As Republicans struggle to find the votes to repeal Obamacare and strip insurance from millions of Americans, a revised Congressional Budget Office estimate of just how terrible the bill has squeaked through. As a result of the changes arch-conservative Republicans have been making, they now estimate the effects to be even worse.
The CBO found that this version of the healthcare plan contains significantly less deficit reduction than the original but would lead to essentially the same levels of coverage losses and premium increases.
The legislation would reduce the deficit by $150 billion over 10 years, down from $337 billion in the original legislation, the report said. The plan would still result in 24 million more people being uninsured in 2026, a finding that has been a rallying cry for Democrats.
Half the budget savings of the first version, with the same terrible effects on coverage.
The key budgetary difference between this iteration of the bill and the last: Republicans have kept the same tax cuts for wealthy Americans, but moved them up a year to happen sooner.

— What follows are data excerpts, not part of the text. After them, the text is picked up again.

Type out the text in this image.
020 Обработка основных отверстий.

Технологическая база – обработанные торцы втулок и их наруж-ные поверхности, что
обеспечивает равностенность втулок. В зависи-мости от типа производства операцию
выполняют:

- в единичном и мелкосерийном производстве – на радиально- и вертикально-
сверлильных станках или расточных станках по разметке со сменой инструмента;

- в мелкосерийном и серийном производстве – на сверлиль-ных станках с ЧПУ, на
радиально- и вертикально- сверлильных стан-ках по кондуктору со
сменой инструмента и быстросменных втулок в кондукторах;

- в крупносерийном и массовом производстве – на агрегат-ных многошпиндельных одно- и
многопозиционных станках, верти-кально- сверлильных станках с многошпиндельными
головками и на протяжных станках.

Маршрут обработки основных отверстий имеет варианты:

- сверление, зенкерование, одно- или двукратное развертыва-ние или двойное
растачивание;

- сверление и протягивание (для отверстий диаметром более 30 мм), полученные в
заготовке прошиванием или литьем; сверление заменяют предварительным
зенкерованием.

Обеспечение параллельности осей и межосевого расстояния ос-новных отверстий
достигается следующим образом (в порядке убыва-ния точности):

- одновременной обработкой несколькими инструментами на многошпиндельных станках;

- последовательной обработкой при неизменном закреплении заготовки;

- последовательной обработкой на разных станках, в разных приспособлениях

It will still result in the same millions of Americans losing access to health insurance, however, because none of them made an effort to revise those parts.
This also doesn't take into account changes Republicans are fighting over today, as they struggle to win over Republican hardliners with even more draconian cuts. But this new CBO estimate isn't going to do much to convince either frightened "moderates" wary of screwing their constituents or "Freedom Caucus" members who despise the bill for not going even farther.